Calvello was on hand as a guest for dentist Mike Lano’s “Canvas Cavity.” It airs locally on Thursday nights and features interviews with sports legends, especially wrestlers: Men like Pepper Gomez, Kenji Shibuya and Big Cat Ernie Ladd.
“It’s like recounting memories of Babe Ruth and Mickey Mantle,” Lano says before the filming got underway.
Calvello’s career stretches back to 1948, when she joined the International Roller Derby League, and continued through the sport’s golden age, when matches would sell out arenas such as Madison Square Garden and the Oakland Coliseum,
With her take-no-nonsense attitude, Calvello was notorious on the track. And she skated on teams with names to match her mood: She was a panther, a Demon, a Jolter, a Turbo.
But she’s best known as the original member of the legendary Bay Bombers. When she left the team in 1959 to skate with the rivals, Calvello was the one the hometown team loved to hate.

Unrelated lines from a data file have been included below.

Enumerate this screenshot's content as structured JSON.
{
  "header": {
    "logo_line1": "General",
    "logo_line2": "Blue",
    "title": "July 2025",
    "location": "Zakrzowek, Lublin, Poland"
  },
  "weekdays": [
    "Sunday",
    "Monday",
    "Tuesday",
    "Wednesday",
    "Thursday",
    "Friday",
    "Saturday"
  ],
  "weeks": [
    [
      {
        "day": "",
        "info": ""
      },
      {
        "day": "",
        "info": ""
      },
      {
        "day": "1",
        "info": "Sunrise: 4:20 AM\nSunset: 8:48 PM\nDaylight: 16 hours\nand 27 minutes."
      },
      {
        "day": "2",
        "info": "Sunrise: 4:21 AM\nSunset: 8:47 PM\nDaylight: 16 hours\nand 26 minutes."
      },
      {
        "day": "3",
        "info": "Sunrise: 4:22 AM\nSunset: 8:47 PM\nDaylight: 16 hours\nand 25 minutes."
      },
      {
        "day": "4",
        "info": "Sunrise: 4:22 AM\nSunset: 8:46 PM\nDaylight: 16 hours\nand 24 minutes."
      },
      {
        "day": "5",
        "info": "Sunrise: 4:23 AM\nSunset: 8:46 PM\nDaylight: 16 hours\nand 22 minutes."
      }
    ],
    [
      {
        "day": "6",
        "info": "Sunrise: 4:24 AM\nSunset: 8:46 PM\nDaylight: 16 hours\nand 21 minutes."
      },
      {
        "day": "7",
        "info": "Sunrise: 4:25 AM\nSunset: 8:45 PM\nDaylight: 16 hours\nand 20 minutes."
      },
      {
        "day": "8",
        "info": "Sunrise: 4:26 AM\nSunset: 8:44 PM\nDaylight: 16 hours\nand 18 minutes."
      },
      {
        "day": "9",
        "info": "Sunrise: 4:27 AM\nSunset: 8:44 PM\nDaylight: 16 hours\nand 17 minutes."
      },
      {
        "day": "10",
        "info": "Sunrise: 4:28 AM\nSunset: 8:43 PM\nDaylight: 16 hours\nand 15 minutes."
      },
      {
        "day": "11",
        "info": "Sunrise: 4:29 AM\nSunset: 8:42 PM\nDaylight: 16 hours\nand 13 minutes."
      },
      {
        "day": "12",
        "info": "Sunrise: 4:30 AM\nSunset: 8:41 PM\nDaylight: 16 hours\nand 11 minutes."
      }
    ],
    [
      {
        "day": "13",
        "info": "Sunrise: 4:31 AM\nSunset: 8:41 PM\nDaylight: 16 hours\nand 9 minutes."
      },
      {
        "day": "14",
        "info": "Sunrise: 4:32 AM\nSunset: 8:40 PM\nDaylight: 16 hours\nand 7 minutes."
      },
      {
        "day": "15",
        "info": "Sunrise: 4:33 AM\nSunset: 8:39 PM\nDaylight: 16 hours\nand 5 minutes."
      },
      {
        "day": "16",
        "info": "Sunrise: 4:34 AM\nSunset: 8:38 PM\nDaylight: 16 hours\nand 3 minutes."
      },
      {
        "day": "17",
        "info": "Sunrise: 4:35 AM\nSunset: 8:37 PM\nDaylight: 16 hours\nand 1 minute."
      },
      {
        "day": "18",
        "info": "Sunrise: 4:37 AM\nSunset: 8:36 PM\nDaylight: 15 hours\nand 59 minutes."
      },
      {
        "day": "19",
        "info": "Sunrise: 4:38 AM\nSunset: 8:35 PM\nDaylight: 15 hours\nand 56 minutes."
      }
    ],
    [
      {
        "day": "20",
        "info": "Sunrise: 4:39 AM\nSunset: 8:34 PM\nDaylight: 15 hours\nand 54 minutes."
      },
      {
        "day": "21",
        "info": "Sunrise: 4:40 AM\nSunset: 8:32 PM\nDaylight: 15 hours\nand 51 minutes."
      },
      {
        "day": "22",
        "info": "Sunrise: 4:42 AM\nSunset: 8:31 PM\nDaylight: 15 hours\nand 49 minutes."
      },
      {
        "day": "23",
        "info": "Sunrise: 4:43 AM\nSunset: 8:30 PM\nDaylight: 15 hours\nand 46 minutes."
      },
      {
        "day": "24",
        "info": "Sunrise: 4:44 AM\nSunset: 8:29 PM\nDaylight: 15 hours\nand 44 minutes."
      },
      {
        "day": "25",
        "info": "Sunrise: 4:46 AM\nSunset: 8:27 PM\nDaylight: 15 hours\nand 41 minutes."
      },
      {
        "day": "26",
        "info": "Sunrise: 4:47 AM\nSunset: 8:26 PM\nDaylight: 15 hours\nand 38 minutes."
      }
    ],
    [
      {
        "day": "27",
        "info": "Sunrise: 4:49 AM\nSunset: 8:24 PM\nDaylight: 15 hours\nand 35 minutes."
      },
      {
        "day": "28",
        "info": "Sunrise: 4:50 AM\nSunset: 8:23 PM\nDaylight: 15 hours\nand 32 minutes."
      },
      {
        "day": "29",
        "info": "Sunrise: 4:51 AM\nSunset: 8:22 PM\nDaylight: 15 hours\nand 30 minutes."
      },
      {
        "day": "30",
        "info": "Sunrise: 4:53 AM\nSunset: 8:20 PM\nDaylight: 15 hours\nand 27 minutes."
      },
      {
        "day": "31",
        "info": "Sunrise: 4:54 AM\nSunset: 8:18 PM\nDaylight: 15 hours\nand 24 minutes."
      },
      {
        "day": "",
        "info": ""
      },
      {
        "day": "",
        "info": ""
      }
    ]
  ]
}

Boos. Hisses. The Lioness didn’t care. She was the queen of the track and always hungered for a kill. “It’s fun hitting somebody over the head with a lead pipe,” Calvello says. Laughing. “It’s like being in a candy shop.” You couldn’t miss her, slugging her way past archrival Joanie Weston a.k.a. The Blond Bombshell.
Especially with that punk hairdo. Calvello first dyed her hair green in the mid 50’s to celebrate St. Patrick’s Day.
Then came the reds, blues, and every color under the rainbow-sometimes sprayed into her hair in the shape of polka dots and stars.
“I like to be different,” she says simply.
And the lions?
“I’m a Leo,” Calvello says, “We have natural color and showmanship.”
Filmmaker Sharon Rutter says what attracted her to Calvello’s story was the skater’s spirit, especially in an era when women were constantly told to conform. “Women in the 50’s were probably looking at her and thinking,” I could change my life too,” Rutter says.
Unlike professional wrestling, Roller Derby’s popularity has waned with the passing decades, despite repeated efforts to revive it.
“An American ghost,” Rutter calls the sport.
When she’s not threatening mix it up again on the track, Calvello works as a ticket collector at Candlestick Park. The San Bruno resident says she still plans to dye her hair and get another tattoo.
“Everybody thought I was Doris Day or Carol Channing,” the Lioness says about her early days as a skater when she was a natural blond.
Filmmaker Rutter interrupts her, “ But Doris Day never had blue hair.”